Rating agency Fitch has warned of greater risks for banks due to an El Salvador law that makes Bitcoin legal tender in the country.
Banks may find it more difficult not to fall afoul of rules regulating money laundering and terrorism financing, Fitch said.
The move, which is set to take place on 7 September, “would increase financial institutions’ regulatory, financial and operational risks, including the potential of violating international anti-money laundering and terrorist financing standards”, the agency said.
The possibility of using Bitcoin for all obligations, including bank loans, could see the cryptocurrency funnelled into El Salvador, which “may increase the risks that proceeds from illicit activities pass through the Salvadoran financial system”.
Fitch said regulations need to fully comply with global standards set by the Paris-based Financial Action Task Force (FATF), given that “Bitcoin’s lack of transparency could increase the risk of money laundering”.
Salvadoran president Nayib Bukele said last week that Bitcoin use would be optional, and that anyone receiving a Bitcoin payment could choose to automatically convert it into US dollars, which has also been legal tender in El Salvador for two decades.
Bukele has said Bitcoin could be used for international transfers, a key point in a country where one-fifth of the gross domestic product derived from funds received from abroad in 2019, according to the World Bank.

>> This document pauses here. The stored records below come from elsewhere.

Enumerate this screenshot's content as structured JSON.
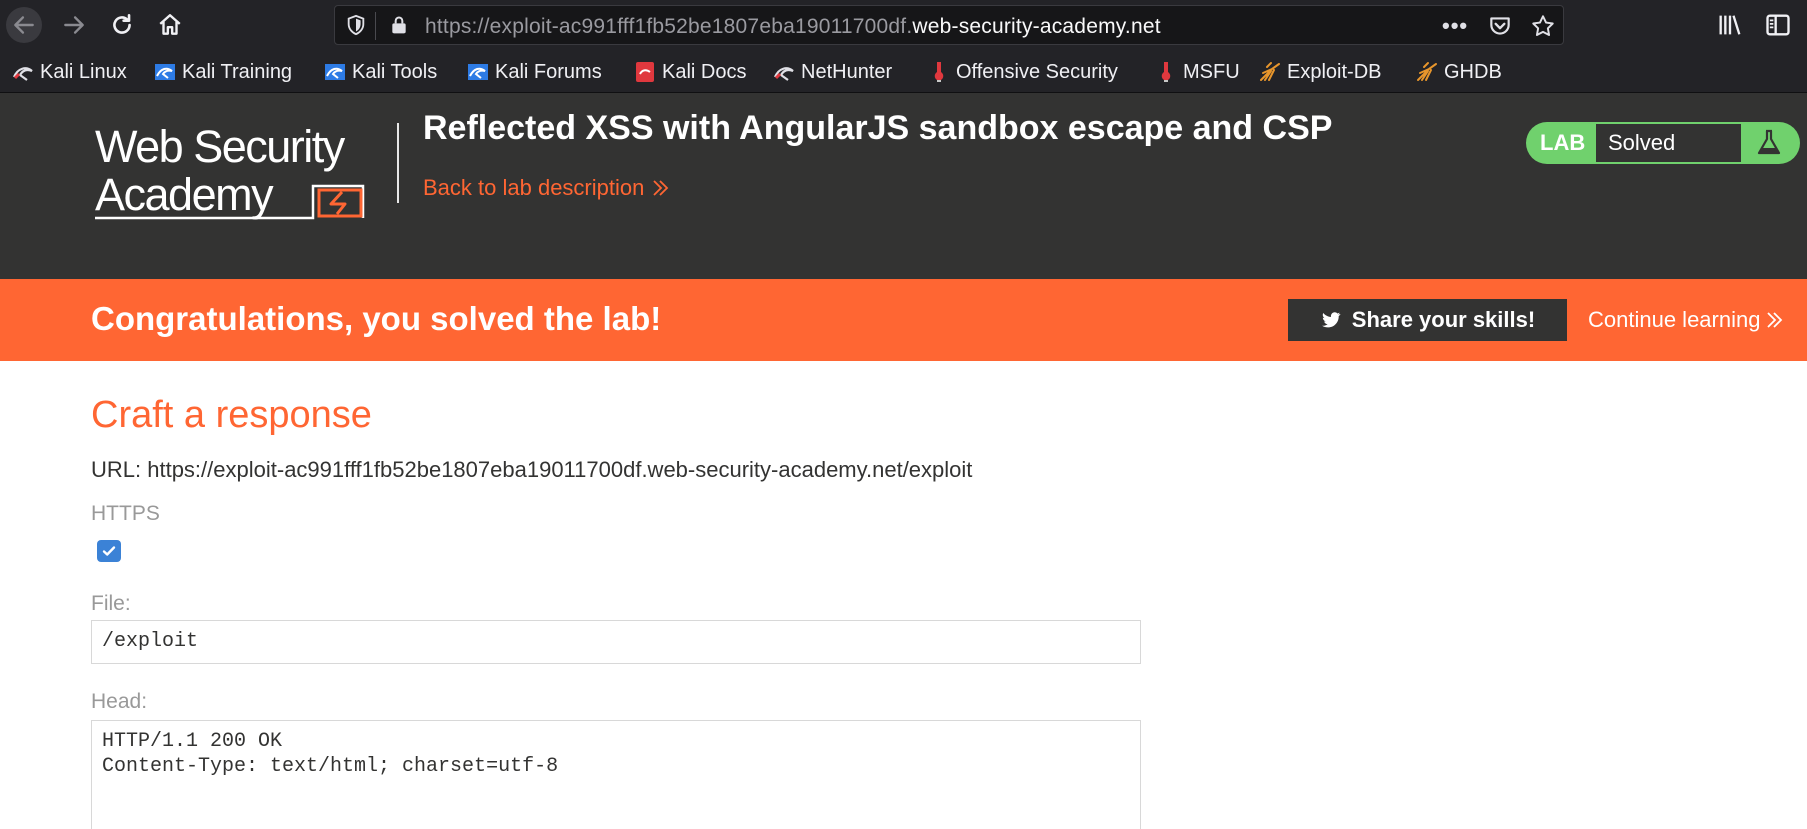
{
  "browser": {
    "url_prefix": "https://exploit-ac991fff1fb52be1807eba19011700df.",
    "url_domain": "web-security-academy.net",
    "icons": [
      "back-arrow-icon",
      "forward-arrow-icon",
      "reload-icon",
      "home-icon",
      "shield-icon",
      "lock-icon",
      "more-dots-icon",
      "pocket-icon",
      "star-icon",
      "library-icon",
      "sidebar-icon"
    ],
    "more_label": "•••"
  },
  "bookmarks": [
    {
      "label": "Kali Linux"
    },
    {
      "label": "Kali Training"
    },
    {
      "label": "Kali Tools"
    },
    {
      "label": "Kali Forums"
    },
    {
      "label": "Kali Docs"
    },
    {
      "label": "NetHunter"
    },
    {
      "label": "Offensive Security"
    },
    {
      "label": "MSFU"
    },
    {
      "label": "Exploit-DB"
    },
    {
      "label": "GHDB"
    }
  ],
  "header": {
    "logo_line1": "Web Security",
    "logo_line2": "Academy",
    "title": "Reflected XSS with AngularJS sandbox escape and CSP",
    "back_link": "Back to lab description",
    "lab_badge": "LAB",
    "lab_status": "Solved"
  },
  "banner": {
    "message": "Congratulations, you solved the lab!",
    "share_label": "Share your skills!",
    "continue_label": "Continue learning"
  },
  "form": {
    "heading": "Craft a response",
    "url_line": "URL: https://exploit-ac991fff1fb52be1807eba19011700df.web-security-academy.net/exploit",
    "https_label": "HTTPS",
    "https_checked": true,
    "file_label": "File:",
    "file_value": "/exploit",
    "head_label": "Head:",
    "head_value": "HTTP/1.1 200 OK\nContent-Type: text/html; charset=utf-8"
  },
  "colors": {
    "accent": "#ff6633",
    "header_bg": "#333332",
    "lab_green": "#70d16d",
    "checkbox_blue": "#3b82d6"
  }
}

The best-known cryptocurrency continued its slide of recent weeks on Friday, closing down 7.37 percent to $32,094.44 (£23,000), a loss of $2,554.88 from its previous close.
The latest plunge brought Bitcoin down 50.5 percent from its year’s high of $64,895.22 on 14 April.
Ether dipped 6.97 percent to $1,850.91, down $138.72 from its previous close.
Bitcoin began its current slide in May after China vowed to crack down on cryptomining in the country.
Last week the cryptocurrency briefly fell below $30,000 for the first time since January.